What has changed is the technology we can use to solve those problems.
Enclave represents a fundamental shift in how we think about identity and access. Instead of “who do you say you are?” followed by “can you prove it with these secrets?”, we’re asking “do I already know this device and this user?” before they ever reach the login page.
It’s the difference between checking someone’s ID at the door versus hoping they remember the password after they’re already inside.
Let People Do What They Do Best
I started this career accidentally. I was supposed to be teaching music, helping kids find their voice, maybe conducting a high school choir somewhere. Instead, I ended up here, trying to help organizations protect themselves from threats that evolve faster than we can sometimes respond.
But in 25 years, one thing has remained constant: the people doing the actual work… the employees, the contractors, the teams building things… they’re not the weak link. They’re the entire point.

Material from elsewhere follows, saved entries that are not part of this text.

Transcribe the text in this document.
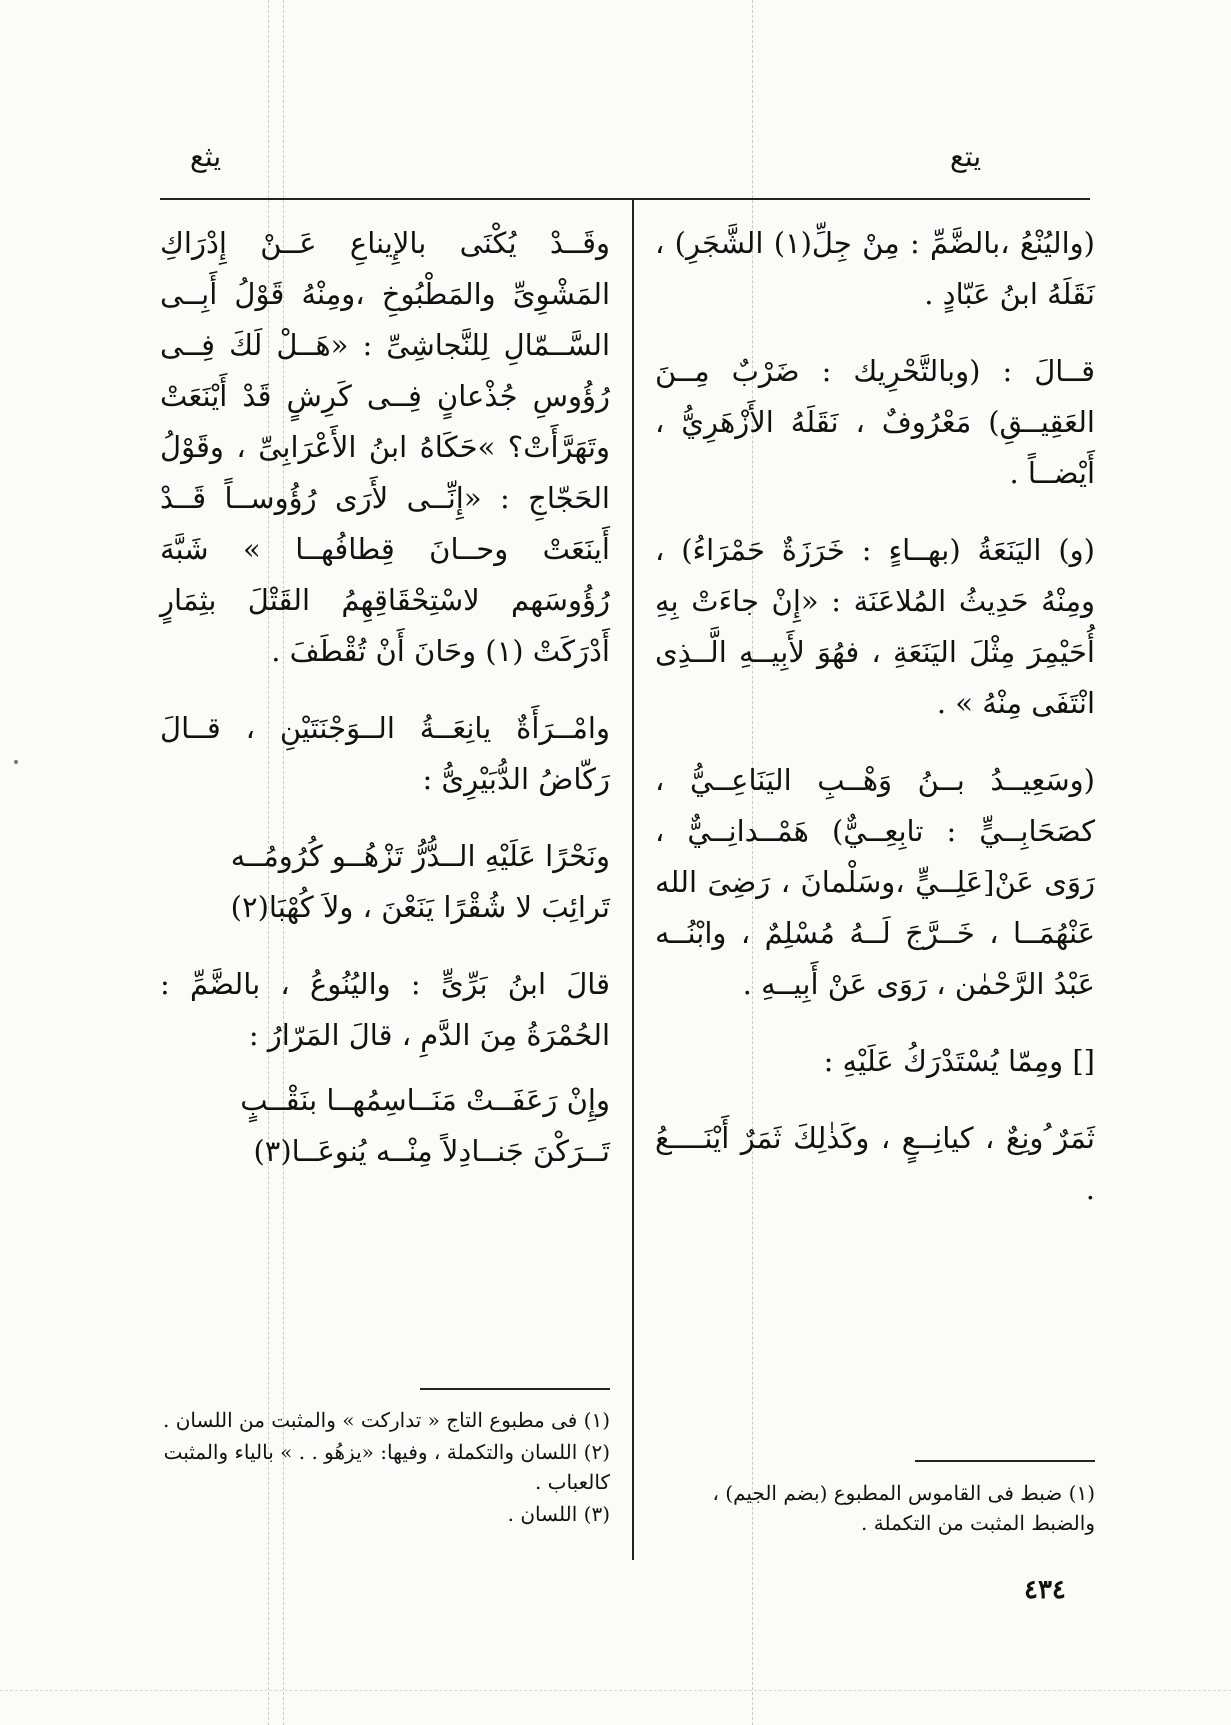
يتع
يثع

(واليُنْعُ ،بالضَّمِّ : مِنْ جِلِّ(١) الشَّجَرِ) ، نَقَلَهُ ابنُ عَبّادٍ .

قــالَ : (وبالتَّحْرِيك : ضَرْبٌ مِــنَ العَقِيــقِ) مَعْرُوفٌ ، نَقَلَهُ الأَزْهَرِيُّ ، أَيْضــاً .

(و) اليَنَعَةُ (بهــاءٍ : خَرَزَةٌ حَمْرَاءُ) ، ومِنْهُ حَدِيثُ المُلاعَنَة : «إِنْ جاءَتْ بِهِ أُحَيْمِرَ مِثْلَ اليَنَعَةِ ، فهُوَ لأَبِيــهِ الَّــذِى انْتَفَى مِنْهُ » .

(وسَعِيــدُ بــنُ وَهْــبِ اليَنَاعِــيُّ ، كصَحَابِــيٍّ : تابِعِــيٌّ) هَمْــدانِــيٌّ ، رَوَى عَنْ[عَلِــيٍّ ،وسَلْمانَ ، رَضِىَ الله عَنْهُمَــا ، خَــرَّجَ لَــهُ مُسْلِمٌ ، وابْنُــه عَبْدُ الرَّحْمٰن ، رَوَى عَنْ أَبِيــهِ .

[] ومِمّا يُسْتَدْرَكُ عَلَيْهِ :

ثَمَرٌ ُونِعٌ ، كيانِــعٍ ، وكَذٰلِكَ ثَمَرٌ أَيْنَــــعُ .

وقَــدْ يُكْنَى بالإِيناعِ عَــنْ إِدْرَاكِ المَشْوِىِّ والمَطْبُوخِ ،ومِنْهُ قَوْلُ أَبِــى السَّــمّالِ لِلنَّجاشِىِّ : «هَــلْ لَكَ فِــى رُؤُوسِ جُذْعانٍ فِــى كَرِشٍ قَدْ أَيْنَعَتْ وتَهَرَّأَتْ؟ »حَكَاهُ ابنُ الأَعْرَابِىِّ ، وقَوْلُ الحَجّاجِ : «إِنِّــى لأَرَى رُؤُوســاً قَــدْ أَينَعَتْ وحــانَ قِطافُهــا » شَبَّهَ رُؤُوسَهم لاسْتِحْقَاقِهِمُ القَتْلَ بثِمَارٍ أَدْرَكَتْ (١) وحَانَ أَنْ تُقْطَفَ .

وامْــرَأَةٌ يانِعَــةُ الــوَجْنَتَيْنِ ، قــالَ رَكّاضُ الدُّبَيْرِىُّ :

ونَحْرًا عَلَيْهِ الــدُّرُّ تَزْهُــو كُرُومُــه

تَرائِبَ لا شُقْرًا يَنَعْنَ ، ولاَ كُهْبَا(٢)

قالَ ابنُ بَرِّىٍّ : واليُنُوعُ ، بالضَّمِّ : الحُمْرَةُ مِنَ الدَّمِ ، قالَ المَرّارُ :

وإِنْ رَعَفَــتْ مَنَــاسِمُهــا بنَقْــبٍ

تَــرَكْنَ جَنــادِلاً مِنْــه يُنوعَــا(٣)

(١) فى مطبوع التاج « تداركت » والمثبت من اللسان .

(٢) اللسان والتكملة ، وفيها: «يزهُو . . » بالياء والمثبت كالعباب .

(٣) اللسان .

(١) ضبط فى القاموس المطبوع (بضم الجيم) ، والضبط المثبت من التكملة .

٤٣٤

The organization exists to enable them to do something meaningful.
Our job in cybersecurity isn’t to make their lives harder with complex password requirements and constant authentication prompts. Our job is to build systems that protect them while getting out of their way.
Enclave does that. It verifies identity before login, blocks unauthorized access automatically, and lets your people focus on the work that actually matters, whether that’s saving lives, educating kids, or building the next big thing.
The French taunter approach has been broken since day one. It’s time we stopped asking people to defend the castle with medieval tools and gave them something that actually works.
Jerod Brennen is VP and Cybersecurity Advisor at SideChannel, where he helps organizations build resilient cybersecurity programs. When he’s not geeking out about security technologies, he’s probably still wondering what his life would have been like as a high school choir director.